Antalya BAM 11.Hukuk Dairesi’nin 31/12/2020 tarih ve …Esas -… Karar sayılı ilamı ile “…Davacının dosya arasına celp edilen SGK hizmet cetveline göre müflis şirkette 2012 yılı 11. ayından işten çıkışının bildirildiği, 03/04/2014 tarihinde yönetim kurulu üyesi olarak çalışmasının bildirildiği, bu durumun 25/01/2018 tarihli bilirkişi raporunda belirtilip davalı vekili tarafından bu yönde araştırılma yapılması yönünde itiraz edilmesi rağmen mahkemece bu yönde bir araştırma yapılmadan eksik inceleme ile karar verilmesi hatalı olmuş olup davalı vekilinin bu yöne ilişen istinaf talebi yerinde bulunmuştur.
Davacının işçilik alacaklarına ilişkin talepleri; ödenmeyen ücretleri ve kıdem tazminatına ilişkindir. Anılan talepler, 4857 Sayılı İş Kanunundan doğan işçilik alacakları olup, davacı ile davalı müflis şirket arasındaki ilişkinin TTK’nın 359. madde ve devamında düzenlenen şirket yönetim kurulu üyesi ile şirket arasındaki hizmet ilişkisi içerisinde olup olmadığının araştırılması, taraflar arasında, İş Kanunu kapsamında bir işçi işveren ilişkisi bulunmadığı anlaşırsa, davacının işçilik alacağı talep edemeyeceği
Mahkemece öncelikle davacının, şirketlerin kurucu ortakları ile akrabalık bağı da gözetilerek davacının gerçek anlamda işçilik çalışmasının bulunup bulunmadığı, ticaret sicil kayıtları da getirtilmek suretiyle davacının ne zaman şirket ortağı olduğu, ne zaman yönetim kurulu üyesi olduğu hususları araştırılıp tespit edildikten sonra konusunda uzman bir bilirkişiden yargı denetimine esas alınabilecek işçilik alacağı hesabı yaptırılarak oluşacak sonuç dairesinde bir karar verilmesi gerekirken eksik incelemeyle karar verilmiştir…” gerekçesiyle Mahkememizce verilen yukarıda tarih ve sayısı belirtilen kararın kaldırılmasına karar verilmiştir. Dosya Mahkememizin 2021/94 Esas sırasına kaydedilmiş, BAM kararı doğrultusunda mahkememizce yeniden yapılan yargılamada:
Sosyal Güvenlik İl Müdürlüğü’ne ve Antalya Ticaret Sicil Müdürlüğüne davacının gerçek anlamda işçilik çalışmasının bulunup bulunmadığı, ne zaman şirket ortağı olduğu, ne zaman yönetim kurulu üyesi olduğu hususlarında müzekkere yazılmış, gelen cevabi yazılar dosyamız arasına alınmıştır.

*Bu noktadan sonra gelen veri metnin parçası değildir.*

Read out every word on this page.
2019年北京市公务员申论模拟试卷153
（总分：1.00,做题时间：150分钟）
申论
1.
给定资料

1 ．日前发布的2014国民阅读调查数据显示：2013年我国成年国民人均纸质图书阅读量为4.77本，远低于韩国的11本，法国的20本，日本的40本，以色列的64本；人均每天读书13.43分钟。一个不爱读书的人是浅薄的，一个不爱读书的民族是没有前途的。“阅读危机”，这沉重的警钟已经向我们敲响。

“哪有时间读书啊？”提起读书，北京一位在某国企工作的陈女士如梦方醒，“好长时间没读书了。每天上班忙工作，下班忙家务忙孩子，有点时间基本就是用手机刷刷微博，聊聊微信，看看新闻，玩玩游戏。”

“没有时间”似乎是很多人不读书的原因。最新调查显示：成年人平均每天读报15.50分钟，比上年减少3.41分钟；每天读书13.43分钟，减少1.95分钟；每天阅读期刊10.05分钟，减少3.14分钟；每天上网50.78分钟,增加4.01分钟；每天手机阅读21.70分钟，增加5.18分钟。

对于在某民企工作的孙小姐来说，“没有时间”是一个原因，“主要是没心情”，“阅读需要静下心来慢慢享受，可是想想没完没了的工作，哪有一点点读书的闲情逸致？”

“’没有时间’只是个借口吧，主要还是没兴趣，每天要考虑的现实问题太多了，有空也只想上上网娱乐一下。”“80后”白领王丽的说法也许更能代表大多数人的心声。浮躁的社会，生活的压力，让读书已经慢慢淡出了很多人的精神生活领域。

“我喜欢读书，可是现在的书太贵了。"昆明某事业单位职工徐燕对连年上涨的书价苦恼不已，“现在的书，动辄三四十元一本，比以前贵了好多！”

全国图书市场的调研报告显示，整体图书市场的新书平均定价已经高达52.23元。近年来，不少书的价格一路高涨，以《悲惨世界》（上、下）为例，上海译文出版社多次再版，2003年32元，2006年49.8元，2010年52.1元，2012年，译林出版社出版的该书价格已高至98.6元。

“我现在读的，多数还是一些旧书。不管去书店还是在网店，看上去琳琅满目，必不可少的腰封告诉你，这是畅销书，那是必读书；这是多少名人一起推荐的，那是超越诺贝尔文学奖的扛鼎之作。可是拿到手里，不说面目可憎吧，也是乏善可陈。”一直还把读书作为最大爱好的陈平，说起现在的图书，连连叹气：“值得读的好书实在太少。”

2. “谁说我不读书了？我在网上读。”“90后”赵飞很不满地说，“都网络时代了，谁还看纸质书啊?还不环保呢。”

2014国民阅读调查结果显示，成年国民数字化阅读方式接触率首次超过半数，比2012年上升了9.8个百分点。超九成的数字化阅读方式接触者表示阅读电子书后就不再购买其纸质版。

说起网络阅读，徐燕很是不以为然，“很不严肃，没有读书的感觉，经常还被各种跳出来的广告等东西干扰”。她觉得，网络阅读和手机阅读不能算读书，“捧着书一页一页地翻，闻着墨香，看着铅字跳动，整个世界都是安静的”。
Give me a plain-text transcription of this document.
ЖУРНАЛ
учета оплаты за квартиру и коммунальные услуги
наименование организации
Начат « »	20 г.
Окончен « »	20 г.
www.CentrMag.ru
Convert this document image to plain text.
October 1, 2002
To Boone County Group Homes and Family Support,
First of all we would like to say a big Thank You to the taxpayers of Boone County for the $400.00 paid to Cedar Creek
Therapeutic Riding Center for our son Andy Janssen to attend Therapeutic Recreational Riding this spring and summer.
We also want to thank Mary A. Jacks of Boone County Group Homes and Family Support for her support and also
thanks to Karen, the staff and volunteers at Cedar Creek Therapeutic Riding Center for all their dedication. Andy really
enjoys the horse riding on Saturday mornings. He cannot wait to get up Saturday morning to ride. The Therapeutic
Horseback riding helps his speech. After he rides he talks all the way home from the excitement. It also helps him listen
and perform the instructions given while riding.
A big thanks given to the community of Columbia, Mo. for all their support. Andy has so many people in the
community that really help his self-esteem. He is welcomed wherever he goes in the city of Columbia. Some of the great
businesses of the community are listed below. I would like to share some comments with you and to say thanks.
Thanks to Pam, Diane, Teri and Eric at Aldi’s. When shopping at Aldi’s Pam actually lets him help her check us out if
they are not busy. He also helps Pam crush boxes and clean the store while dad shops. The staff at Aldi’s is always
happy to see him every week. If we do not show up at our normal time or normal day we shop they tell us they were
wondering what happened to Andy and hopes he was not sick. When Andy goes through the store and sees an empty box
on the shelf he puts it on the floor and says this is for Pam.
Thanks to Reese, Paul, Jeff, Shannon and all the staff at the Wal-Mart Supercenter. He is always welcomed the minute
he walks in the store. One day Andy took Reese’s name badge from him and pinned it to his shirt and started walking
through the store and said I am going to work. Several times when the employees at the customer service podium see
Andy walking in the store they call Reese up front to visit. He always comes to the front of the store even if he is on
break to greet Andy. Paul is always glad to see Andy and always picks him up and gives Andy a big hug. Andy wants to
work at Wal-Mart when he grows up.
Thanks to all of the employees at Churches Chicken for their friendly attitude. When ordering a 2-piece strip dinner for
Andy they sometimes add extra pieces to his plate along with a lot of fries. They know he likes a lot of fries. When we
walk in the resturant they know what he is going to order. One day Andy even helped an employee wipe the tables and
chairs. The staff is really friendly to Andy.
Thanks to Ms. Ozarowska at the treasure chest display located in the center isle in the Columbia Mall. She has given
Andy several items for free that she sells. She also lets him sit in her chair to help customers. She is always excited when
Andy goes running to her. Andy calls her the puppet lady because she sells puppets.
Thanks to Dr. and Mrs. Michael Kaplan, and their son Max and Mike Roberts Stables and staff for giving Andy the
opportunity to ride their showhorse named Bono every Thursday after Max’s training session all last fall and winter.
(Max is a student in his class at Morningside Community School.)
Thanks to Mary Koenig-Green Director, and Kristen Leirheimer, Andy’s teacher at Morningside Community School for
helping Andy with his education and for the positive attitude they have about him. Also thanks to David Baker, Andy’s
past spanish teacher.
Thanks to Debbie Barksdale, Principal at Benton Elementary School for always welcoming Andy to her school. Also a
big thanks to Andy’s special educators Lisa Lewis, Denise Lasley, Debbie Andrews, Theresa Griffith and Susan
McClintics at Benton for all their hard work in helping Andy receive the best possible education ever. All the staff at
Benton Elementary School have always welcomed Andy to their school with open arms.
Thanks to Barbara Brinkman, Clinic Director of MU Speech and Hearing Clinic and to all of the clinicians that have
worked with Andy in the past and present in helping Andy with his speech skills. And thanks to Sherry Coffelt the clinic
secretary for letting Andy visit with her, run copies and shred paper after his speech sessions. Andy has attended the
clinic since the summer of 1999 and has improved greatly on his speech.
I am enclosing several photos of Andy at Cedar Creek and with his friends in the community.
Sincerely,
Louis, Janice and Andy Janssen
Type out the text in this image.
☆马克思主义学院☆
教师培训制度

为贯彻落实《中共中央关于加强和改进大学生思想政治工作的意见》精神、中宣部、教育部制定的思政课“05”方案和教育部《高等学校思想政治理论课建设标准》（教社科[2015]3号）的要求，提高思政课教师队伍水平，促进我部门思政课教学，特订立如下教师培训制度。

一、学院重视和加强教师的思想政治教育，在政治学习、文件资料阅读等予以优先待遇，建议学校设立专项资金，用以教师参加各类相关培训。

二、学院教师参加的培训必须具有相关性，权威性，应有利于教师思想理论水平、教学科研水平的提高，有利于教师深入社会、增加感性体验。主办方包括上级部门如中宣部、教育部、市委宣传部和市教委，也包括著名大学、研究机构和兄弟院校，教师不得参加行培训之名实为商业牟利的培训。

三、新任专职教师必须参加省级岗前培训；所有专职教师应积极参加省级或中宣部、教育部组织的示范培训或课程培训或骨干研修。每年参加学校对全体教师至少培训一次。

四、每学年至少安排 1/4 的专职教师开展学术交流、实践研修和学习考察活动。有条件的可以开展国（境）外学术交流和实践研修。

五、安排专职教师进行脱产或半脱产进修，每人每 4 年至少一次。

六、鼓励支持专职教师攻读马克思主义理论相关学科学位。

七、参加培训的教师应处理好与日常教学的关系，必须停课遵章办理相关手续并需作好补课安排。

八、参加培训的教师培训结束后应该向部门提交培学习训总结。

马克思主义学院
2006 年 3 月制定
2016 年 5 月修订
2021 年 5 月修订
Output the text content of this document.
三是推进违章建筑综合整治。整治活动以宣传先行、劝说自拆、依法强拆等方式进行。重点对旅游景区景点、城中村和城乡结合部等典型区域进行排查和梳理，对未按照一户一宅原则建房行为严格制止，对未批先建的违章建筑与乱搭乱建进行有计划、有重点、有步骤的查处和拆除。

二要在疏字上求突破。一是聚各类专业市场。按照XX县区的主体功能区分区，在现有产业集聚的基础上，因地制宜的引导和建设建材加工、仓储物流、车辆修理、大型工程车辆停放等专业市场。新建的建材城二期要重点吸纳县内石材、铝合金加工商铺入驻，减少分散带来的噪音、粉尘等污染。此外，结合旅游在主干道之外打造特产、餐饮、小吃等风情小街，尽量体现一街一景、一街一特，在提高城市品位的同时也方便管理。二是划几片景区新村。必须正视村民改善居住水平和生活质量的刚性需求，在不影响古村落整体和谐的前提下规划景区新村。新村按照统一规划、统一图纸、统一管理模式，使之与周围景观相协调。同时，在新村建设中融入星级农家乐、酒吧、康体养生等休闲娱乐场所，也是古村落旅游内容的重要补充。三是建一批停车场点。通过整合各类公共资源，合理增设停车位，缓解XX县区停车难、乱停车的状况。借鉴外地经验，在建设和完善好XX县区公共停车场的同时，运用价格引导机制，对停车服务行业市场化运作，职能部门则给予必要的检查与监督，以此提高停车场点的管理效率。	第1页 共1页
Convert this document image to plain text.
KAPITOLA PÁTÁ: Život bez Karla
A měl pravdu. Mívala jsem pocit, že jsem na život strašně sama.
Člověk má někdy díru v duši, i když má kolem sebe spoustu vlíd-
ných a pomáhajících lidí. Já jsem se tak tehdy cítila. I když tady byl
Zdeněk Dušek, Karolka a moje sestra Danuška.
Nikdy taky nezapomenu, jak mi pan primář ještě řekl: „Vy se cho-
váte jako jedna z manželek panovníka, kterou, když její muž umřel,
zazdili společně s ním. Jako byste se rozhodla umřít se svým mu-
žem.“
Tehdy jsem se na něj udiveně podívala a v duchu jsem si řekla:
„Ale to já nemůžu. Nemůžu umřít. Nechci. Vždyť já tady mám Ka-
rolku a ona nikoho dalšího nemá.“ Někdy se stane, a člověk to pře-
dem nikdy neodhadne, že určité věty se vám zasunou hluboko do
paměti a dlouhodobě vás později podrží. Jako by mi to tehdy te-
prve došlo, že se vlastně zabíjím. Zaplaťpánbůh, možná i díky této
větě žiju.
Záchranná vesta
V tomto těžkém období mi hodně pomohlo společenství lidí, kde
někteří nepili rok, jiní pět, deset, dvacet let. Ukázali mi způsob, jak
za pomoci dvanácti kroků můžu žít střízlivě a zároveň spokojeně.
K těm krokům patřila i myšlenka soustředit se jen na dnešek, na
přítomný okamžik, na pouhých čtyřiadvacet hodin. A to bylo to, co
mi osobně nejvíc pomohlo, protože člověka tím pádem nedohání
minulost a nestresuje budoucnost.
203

SGK ve Antalya Ticaret Sicil Müdürlüğünden gelen yazı cevapları ile dava dosyamızın re’sen seçilecek bir mali müşavir bilirkişi ve bir işçilik alacaklarından anlayan bilirkişiye tevdi edilerek yukarıda belirtilen Antalya BAM 11.Hukuk Dairesi’nin ilamında belirtildiği şekilde davacının gerçek anlamda işçilik çalışmasının bulunup bulunmadığı, davacının ne zaman şirket ortağı olduğu, ne zaman yönetim kurulu üyesi olduğu hususları şirkete ait kayıt ve belgelerde incelenmek suretiyle tespit edilerek varsa talep edilebilecek işçilik alacağına ilişkin rapor tanzimine karar verilmiş, bilirkişi heyeti tarafından sunulan 23/03/2022 tarihli raporda özetle; ” Tüm dosya içeriği ile delillerin, hukuki durumun ve raporun takdir ve değerlendirmesi sayın mahkemeye ait olmak üzere;
Mahkemece davacının kıdem tazminatına hak kazanmış olduğunun, 22.04.2002 tarihinden itibaren davacı ile …İnşaat ve Sanayi A.Ş. ve …Tekstil Sanayi ve Ticaret A.Ş. Arasında hizmet sözleşmesi ilişkisi ve gerçek anlamda işçilik çalışmasının bulunmadığının değerlendirilmesi halinde davacının ücret alacağının bulunmadığı;
Mahkemece davacının kıdem tazminatına hak kazanmış olduğunun değerlendirilmesi halinde davacının kıdem tazminatı alacağının brüt 2.615,57 TL net 2.595,72 TL olduğu…” sonuç ve kanaatine varıldığı belirtilmiştir.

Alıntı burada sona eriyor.